Why would the same read have two different scores when there's a perfect match both times?
I think there's a hint in the "template-independent mapping quality" flag; the low score alignment has SM:i:0 AM:i:0 while the high-score has SM:i:29 AM:i:29. If that's the explanation, can someone explain what these flags mean?

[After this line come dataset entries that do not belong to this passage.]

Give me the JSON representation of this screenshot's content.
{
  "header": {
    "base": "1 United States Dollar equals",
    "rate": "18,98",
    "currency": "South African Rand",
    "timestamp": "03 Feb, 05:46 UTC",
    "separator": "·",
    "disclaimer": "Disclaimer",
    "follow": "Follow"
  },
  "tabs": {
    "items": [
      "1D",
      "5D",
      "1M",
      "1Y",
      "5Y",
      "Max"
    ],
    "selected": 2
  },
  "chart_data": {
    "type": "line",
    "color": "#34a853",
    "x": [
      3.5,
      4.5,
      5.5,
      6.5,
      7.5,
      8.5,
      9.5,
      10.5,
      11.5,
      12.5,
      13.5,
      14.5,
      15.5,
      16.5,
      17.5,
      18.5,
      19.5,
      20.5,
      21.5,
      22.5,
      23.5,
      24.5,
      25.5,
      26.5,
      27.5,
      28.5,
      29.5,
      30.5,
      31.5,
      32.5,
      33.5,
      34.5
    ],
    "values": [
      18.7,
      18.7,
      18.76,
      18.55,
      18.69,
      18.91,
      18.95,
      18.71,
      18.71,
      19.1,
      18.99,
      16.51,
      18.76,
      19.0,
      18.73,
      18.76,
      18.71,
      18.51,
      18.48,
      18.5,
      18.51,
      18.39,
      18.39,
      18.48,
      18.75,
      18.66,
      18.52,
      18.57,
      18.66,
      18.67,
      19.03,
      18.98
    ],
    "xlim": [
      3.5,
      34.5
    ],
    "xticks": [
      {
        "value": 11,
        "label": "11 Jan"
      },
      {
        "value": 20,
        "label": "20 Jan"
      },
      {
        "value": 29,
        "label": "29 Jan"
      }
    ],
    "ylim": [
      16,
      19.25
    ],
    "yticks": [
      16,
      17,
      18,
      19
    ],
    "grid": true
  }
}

The low-scoring and high-scoring reads follow, broken into three lines for easier reading:
HS20_6661:1:1308:2103:61534#6 163 my_junction 70 7 75M
my_pair_name 53 0 CAGAGATGGGCAAGTCCTGGGCCGACGGTGCTTTGAGGCCCGGATCTGTGCTTGCCCAGGAAGAGACCGGAAGGC BCCFFFFFHGHHGIHIIJJJIJJJJIJIFHGGIIJIJJJJIJJGGBBDCEECCCDEDCBBD?AA55<8;@@>BD?
X0:i:2 X1:i:0 XA:Z:my_junction,+70,75M,0;my_pair_name,+70,75M,0; MD:Z:75 XG:i:0 AM:i:0 NM:i:0 SM:i:0 XM:i:0 XO:i:0 XT:A:R
HS20_6661:1:1308:2103:61534#6 163 my_consensus 1698 29 75M = 1807 195
CAGAGATGGGCAAGTCCTGGGCCGACGGTGCTTTGAGGCCCGGATCTGTGCTTGCCCAGGAAGAGACCGGAAGGC
BCCFFFFFHGHHGIHIIJJJIJJJJIJIFHGGIIJIJJJJIJJGGBBDCEECCCDEDCBBD?AA55<8;@@>BD? XT:A:U
NM:i:0 SM:i:29 AM:i:29 X0:i:1 X1:i:0 XM:i:0 XO:i:0 XG:i:0 MD:Z:75 XA:Z:my_consensus,+1698,75M,0;
The low-scoring junction sequence:
>my_junction
CATGTGTAACAGCAGCTGCGTCGGAGGAATGAACAGACGTCCAATTTTAATCATCGTTACTCTGGAAA
CCAGAGATGGGCAAGTCCTGGGCCGACGGTGCTTTGAGGCCCGGATCTGTGCTTGCCCAGGAAGAGACCGGAAGGC
AGATGA
I think maybe it has to do with how BWA calculates pair end mapping quality. What would be the insert size difference between mapping to junction vs mapping to whole transcript?
The name of the paired match is different for the poorer score - maybe it thinks it's on a different chromosome?
That's the issue to which I refer in my comment to DK's answer; my current formulation of "map reads to all exon junctions" puts each junction in a separate FASTA and then builds an index. BWA doesn't know the distance between these separate FASTAs, so pairs which map to separate junctions or where the mate is not in a junction get poor MAPQ scores.
What is the insert size distribution bwa was giving? You can find from the bwa error output (stderr)?
For the "junction probe" reference: (25, 50, 75) percentile: (712, 1293, 2422) low and high boundaries: 75 and 5842 for estimating avg and std inferred external isize from 14157 pairs: 1479.721 +/- 1111.644 skewness: 1.566; kurtosis: 2.139; ap_prior: 7.24e-04 inferred maximum insert size: 8416 (6.24 sigma)
Compared to the "consensus exons" reference where: (25, 50, 75) percentile: (187, 214, 238) That looks better; clearly the insert sizes are off for the junction reference. I don't blame BWA for this; it would need to know the absolute location of the junctions.